Question

You want to make E. coli bacteria that glow green. Your plan is to insert the gene for green fluorescent protein (GFP) from a jellyfish (a eukaryote) into the genome of the bacteria so that the mRNA is transcribed by the E. coli cells and translated into protein. What changes do you need to make to the jellyfish GFP gene sequence to make sure that the bacteria will make a functional protein? Why? (1 point)

A type of amatoxin binds to the carboxy-terminal domain of RNA polymerase II and renders the CTD completely non-functional. Obviously this would be disastrous; describe two things that would be affected in a cell poisoned with this amatoxin and briefly explain your answers. (1 point)

Draw a eukaryotic gene with two exons and one intron. Label all the components of the gene, including the 5’ and 3’ ends and indicating the region of transcribed sequence. (1 point)

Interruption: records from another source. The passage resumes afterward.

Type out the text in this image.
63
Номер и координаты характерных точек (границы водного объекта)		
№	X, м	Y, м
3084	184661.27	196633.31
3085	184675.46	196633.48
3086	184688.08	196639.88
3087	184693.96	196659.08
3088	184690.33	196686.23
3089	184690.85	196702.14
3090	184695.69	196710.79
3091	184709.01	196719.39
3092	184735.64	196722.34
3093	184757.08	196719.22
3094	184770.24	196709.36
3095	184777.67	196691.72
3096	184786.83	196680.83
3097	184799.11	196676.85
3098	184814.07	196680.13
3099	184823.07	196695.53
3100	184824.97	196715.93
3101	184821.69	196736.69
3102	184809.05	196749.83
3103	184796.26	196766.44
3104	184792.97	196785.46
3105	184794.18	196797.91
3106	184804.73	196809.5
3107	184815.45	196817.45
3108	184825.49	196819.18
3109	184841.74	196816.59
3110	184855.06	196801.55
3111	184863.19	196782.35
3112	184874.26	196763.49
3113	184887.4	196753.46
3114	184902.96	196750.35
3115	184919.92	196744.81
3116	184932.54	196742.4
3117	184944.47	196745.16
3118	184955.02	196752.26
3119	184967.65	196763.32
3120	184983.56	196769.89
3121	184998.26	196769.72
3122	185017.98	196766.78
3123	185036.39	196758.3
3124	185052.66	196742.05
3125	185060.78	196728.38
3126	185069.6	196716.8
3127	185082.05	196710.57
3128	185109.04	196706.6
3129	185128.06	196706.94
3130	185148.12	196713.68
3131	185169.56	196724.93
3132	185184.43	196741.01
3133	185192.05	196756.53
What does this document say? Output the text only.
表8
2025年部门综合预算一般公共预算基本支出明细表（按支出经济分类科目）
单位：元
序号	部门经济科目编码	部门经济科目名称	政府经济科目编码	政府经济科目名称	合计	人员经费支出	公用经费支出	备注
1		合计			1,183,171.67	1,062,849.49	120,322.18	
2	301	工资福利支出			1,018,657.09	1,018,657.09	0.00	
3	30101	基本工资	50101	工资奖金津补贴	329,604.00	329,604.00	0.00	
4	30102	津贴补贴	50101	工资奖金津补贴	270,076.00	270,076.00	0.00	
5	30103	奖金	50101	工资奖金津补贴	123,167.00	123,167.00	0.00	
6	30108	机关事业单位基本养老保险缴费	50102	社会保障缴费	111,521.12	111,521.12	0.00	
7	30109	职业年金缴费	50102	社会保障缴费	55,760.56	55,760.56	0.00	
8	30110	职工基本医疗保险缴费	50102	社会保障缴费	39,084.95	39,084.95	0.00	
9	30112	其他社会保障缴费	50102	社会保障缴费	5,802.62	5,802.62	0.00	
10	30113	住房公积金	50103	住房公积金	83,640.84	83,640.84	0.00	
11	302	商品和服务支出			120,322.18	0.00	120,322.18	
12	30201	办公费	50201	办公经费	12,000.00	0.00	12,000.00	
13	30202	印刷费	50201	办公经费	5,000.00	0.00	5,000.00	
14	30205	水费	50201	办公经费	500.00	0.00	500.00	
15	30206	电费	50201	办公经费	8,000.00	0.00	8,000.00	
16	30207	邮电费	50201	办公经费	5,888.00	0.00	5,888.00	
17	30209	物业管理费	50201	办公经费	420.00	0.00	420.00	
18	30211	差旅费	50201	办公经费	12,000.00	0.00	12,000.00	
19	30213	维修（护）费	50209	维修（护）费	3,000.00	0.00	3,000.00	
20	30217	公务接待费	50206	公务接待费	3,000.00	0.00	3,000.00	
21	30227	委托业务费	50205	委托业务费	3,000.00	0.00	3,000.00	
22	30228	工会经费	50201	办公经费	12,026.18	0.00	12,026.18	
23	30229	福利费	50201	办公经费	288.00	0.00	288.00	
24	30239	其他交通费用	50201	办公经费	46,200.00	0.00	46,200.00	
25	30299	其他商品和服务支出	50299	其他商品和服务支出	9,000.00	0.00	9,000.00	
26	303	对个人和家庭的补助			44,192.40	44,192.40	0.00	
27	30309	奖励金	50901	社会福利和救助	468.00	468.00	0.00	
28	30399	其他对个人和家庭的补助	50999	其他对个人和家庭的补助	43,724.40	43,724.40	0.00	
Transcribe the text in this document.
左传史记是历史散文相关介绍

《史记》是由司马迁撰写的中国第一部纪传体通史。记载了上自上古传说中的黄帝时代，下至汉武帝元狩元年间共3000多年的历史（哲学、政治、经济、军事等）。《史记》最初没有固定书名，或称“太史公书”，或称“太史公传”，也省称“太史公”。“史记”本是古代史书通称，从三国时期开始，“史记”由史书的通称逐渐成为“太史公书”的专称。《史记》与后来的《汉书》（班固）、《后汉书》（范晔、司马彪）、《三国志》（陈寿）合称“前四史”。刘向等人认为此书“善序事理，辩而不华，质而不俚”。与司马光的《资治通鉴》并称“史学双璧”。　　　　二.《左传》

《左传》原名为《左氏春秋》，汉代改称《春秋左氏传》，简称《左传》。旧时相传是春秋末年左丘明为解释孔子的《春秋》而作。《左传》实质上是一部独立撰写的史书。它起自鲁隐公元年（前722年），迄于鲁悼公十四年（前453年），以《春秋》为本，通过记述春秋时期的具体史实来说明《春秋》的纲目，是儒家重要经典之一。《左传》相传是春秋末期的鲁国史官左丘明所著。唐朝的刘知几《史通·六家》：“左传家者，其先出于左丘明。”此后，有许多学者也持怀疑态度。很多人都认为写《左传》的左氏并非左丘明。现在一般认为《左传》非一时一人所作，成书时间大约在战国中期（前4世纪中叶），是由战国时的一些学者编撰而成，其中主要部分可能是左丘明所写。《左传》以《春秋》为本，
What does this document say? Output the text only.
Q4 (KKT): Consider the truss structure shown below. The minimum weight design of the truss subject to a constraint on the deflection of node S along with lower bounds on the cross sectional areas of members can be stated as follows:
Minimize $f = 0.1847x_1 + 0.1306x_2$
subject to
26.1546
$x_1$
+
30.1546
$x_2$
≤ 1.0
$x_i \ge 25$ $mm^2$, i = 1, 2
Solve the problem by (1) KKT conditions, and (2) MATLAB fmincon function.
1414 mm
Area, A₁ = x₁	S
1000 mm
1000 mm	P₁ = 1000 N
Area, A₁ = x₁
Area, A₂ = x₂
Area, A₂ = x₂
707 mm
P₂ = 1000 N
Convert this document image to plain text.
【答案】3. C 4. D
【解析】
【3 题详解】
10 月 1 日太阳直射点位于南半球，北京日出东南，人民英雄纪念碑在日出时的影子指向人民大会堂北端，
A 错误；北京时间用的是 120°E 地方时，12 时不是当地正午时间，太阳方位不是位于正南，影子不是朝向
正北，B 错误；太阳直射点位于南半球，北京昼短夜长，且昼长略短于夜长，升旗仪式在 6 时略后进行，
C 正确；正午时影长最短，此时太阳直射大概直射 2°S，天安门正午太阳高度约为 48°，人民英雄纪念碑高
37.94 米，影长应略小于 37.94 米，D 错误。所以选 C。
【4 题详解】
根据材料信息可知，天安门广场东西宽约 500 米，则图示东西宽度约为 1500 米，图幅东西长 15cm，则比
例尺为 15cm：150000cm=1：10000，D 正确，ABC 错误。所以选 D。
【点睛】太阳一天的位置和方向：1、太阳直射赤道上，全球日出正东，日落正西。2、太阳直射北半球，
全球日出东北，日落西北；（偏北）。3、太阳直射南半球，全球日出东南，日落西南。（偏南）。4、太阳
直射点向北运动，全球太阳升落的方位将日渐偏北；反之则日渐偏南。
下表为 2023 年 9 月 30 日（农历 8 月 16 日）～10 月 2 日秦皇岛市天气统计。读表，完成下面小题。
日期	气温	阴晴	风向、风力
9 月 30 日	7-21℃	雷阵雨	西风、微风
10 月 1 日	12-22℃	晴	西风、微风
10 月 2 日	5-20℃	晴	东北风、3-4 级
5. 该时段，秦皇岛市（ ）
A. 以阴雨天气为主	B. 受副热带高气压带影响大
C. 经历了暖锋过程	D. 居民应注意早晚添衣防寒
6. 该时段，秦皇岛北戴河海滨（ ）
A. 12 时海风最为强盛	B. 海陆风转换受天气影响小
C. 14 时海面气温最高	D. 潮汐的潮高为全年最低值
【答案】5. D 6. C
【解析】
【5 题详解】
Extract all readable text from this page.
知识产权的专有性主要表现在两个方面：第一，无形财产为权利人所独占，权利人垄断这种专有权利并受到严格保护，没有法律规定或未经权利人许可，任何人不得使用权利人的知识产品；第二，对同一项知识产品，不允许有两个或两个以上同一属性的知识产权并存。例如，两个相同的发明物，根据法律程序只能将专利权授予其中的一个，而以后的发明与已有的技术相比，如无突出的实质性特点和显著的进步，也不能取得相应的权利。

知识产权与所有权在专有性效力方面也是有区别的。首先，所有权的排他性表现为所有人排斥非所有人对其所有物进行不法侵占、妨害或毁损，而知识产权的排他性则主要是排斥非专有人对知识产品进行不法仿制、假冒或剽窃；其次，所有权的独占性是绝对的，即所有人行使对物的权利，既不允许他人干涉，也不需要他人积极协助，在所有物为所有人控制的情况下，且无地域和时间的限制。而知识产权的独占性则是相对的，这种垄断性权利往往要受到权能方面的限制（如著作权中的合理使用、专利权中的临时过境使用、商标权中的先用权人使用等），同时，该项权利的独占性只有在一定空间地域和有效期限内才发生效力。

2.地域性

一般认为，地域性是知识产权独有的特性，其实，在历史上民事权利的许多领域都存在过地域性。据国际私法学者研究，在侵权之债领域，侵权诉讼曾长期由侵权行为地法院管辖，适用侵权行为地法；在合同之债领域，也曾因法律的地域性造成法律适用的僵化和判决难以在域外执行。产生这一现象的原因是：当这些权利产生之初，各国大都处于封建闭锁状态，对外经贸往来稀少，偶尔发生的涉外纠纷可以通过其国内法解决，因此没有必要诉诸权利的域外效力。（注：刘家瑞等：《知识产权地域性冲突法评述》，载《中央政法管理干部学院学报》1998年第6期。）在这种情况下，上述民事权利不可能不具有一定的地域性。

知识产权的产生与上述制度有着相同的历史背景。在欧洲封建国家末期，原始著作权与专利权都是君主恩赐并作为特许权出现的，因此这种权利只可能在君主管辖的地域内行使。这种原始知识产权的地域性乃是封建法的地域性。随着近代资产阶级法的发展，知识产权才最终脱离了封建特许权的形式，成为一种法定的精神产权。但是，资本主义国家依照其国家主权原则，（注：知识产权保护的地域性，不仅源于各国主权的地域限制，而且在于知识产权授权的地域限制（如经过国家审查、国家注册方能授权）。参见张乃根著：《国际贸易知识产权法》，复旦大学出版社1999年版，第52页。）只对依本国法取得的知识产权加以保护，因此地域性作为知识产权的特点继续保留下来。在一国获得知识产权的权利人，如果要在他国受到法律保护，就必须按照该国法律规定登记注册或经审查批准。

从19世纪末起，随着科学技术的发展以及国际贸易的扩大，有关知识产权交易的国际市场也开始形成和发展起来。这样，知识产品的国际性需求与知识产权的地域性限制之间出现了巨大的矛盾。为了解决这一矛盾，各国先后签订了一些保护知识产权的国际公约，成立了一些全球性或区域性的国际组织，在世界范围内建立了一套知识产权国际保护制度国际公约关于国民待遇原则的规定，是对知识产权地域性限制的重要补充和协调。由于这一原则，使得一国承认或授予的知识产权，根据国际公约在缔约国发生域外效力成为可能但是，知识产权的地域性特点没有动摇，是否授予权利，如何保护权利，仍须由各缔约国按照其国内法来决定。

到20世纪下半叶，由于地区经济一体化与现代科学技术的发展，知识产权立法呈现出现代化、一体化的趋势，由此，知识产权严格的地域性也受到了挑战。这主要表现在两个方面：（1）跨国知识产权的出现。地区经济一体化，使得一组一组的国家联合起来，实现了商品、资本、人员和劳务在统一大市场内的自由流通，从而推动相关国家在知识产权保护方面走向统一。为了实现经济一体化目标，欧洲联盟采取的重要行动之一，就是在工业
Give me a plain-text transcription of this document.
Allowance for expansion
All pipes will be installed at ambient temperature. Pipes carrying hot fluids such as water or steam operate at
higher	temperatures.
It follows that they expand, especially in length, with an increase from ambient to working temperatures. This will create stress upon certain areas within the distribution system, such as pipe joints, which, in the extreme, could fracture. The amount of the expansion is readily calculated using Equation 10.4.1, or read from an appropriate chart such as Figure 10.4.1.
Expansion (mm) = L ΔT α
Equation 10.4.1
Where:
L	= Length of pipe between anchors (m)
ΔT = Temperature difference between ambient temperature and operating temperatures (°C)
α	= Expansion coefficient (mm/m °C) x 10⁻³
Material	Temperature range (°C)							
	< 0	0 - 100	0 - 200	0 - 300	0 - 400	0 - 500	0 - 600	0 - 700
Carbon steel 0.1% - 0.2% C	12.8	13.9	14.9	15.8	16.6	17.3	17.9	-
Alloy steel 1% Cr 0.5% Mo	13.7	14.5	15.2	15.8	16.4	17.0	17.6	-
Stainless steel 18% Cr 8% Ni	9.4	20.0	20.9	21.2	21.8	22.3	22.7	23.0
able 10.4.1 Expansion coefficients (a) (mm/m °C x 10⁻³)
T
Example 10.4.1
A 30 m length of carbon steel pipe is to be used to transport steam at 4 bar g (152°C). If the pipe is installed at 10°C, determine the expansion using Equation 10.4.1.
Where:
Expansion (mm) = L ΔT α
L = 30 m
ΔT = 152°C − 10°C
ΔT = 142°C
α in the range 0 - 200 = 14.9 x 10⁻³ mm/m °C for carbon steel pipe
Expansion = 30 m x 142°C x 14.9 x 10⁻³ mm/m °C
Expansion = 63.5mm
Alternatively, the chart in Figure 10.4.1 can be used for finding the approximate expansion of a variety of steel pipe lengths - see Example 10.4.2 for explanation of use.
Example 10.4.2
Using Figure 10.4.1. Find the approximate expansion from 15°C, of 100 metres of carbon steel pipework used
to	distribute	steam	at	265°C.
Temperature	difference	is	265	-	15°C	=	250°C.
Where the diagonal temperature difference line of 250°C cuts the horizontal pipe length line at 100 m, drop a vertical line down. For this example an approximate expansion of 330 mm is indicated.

Now draw what both the pre-mRNA and mature mRNA would look like from the same gene. Label all important features of these transcripts. (2 points)

Answer 1

Hi,

The jellyfish is an eukaryote and e.coli is a prokaryote. The jellyfish GFP gene has introns and Exxon’s , whereas the prokaryotes do not contain any introns. Also the jellyfish GFP promoter is eukaryotic which will not work in prokaryotic. Before cloning the gene in e.coli, the introns need to be removed and promoter needs to be changed. Best way is to use a mRNA of gGFP and reverse transcribe it and clone it using pBAD vector.

2. The CTD of pol II is necessary for promoter recognition and binding. It has is necessary for successful initiation off transcription. Under the effect of toxins the RNA pol would find loosely to promoter. It will also result in abortive initiation.